La FDA aprueba la terapia génica Beqvez de Pfizer para el tratamiento de la hemofilia B

La Administración de Alimentos y Medicamentos el viernes aprobado PfizerEl tratamiento para una genética rara. desorden sangranteconvirtiéndolo en el de la empresa primera terapia genética para obtener autorización en los EE. UU.

La agencia luz verde el medicamento, que se comercializará como Beqvez, para adultos con enfermedades de moderadas a graves hemofilia B que cumplen ciertos requisitos.

El tratamiento estará disponible con receta médica para pacientes elegibles este trimestre, dijo a CNBC un portavoz de Pfizer. Tiene un elevado precio de 3,5 millones de dólares, sin incluir seguros ni otros reembolsos, añadió el portavoz, lo que lo convierte, con diferencia, en uno de los medicamentos más caros de Estados Unidos.

Más de 7.000 personas en Estados Unidos viven con la debilitante condiciónque afecta predominantemente a los hombres, según un grupo de defensores. La afección es causada por niveles insuficientes de un cierta proteína que ayuda a que la sangre forme coágulos para detener el sangrado y sellar heridas. Sin esa proteína, llamada factor IX, los pacientes con hemofilia B tienen moretones con facilidad y sangran con más frecuencia y durante períodos más prolongados.

Beqvez es un tratamiento único diseñado para permitir que los pacientes produzcan factor IX por sí mismos y prevengan y controlen las hemorragias. En un ensayo de última etapa, el fármaco fue superior al, a menudo, engorroso tratamiento estándar para la hemofilia B, que implica la administración de la proteína varias veces a la semana o al mes a través de las venas.

«Muchas personas con hemofilia B luchan con el compromiso y la alteración del estilo de vida de sus actividades habituales. [factor IX] infusiones, así como episodios de sangrado espontáneo, que pueden provocar daño doloroso en las articulaciones y problemas de movilidad», dijo el Dr. Adam Cuker, director del Programa Integral y de Trombosis por Hemofilia de Penn, en un informe de Pfizer. liberar el viernes.

El fármaco de Pfizer «tiene el potencial de ser transformador para los pacientes apropiados al reducir la carga médica y del tratamiento a largo plazo», añadió Cuker.

La aprobación es un gran paso para Pfizer, que está tratando de recuperar su equilibrio tras la rápida caída de su negocio de Covid el año pasado. la empresa es apostando fuerte por los medicamentos contra el cáncer y tratamientos para otras áreas de enfermedades para ayudar a mejorar su negocio.

Pfizer es una de varias empresas que invierten en el campo de rápido crecimiento de las terapias genéticas y celulares. Son tratamientos únicos y de alto costo que se dirigen a la fuente genética o a la célula del paciente para curar o alterar significativamente el curso de una enfermedad. Algunos expertos en salud esperan que las terapias celulares y genéticas reemplacen los tratamientos tradicionales de por vida que las personas toman para controlar las enfermedades crónicas.
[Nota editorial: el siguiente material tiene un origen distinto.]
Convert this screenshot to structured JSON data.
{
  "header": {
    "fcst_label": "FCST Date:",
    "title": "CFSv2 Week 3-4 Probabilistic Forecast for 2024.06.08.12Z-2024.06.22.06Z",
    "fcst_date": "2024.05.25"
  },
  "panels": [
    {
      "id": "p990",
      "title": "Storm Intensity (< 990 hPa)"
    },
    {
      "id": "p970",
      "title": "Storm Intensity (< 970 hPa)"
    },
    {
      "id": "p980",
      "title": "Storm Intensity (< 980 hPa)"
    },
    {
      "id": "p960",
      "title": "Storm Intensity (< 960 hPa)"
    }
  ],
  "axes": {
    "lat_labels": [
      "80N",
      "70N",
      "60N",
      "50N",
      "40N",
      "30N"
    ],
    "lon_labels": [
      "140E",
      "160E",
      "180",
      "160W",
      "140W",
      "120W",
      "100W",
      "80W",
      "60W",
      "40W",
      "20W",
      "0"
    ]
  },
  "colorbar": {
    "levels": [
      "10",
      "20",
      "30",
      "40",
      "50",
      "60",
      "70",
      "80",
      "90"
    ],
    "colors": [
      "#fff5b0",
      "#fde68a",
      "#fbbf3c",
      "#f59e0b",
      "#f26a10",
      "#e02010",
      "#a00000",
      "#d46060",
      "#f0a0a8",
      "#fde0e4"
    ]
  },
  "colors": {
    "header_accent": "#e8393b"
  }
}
Pfizer obtuvo los derechos para producir y comercializar Beqvez de Spark Therapeutics en 2014.

La compañía ofrece a los pagadores un programa de garantía para cubrir a los pacientes que reciben Beqvez, dijo un portavoz a CNBC. Pfizer espera que ese programa ofrezca «protecciones financieras al asegurar contra el riesgo de falla de eficacia», agregaron.

La terapia génica competirá con la de CSL Behring, con sede en Australia. Hemgenixun tratamiento similar que obtuvo la aprobación de la FDA para la hemofilia B en 2022. Ese medicamento tiene un precio de lista similar de 3,5 millones de dólares en EE. UU., antes de seguros y otros reembolsos.

En particular, algunos expertos en salud han dicho que los altos costos y los problemas logísticos, entre otros factores, han limitó la absorción de Hemgenix y otra terapia génica aprobada para la hemofilia A, más común.

Pfizer también busca la aprobación de la FDA para su anticuerpo experimental, marstacimab, para tratar la hemofilia A y B. La compañía también está desarrollando una terapia genética para la distrofia muscular de Duchenne, un trastorno genético que hace que los músculos se debiliten gradualmente.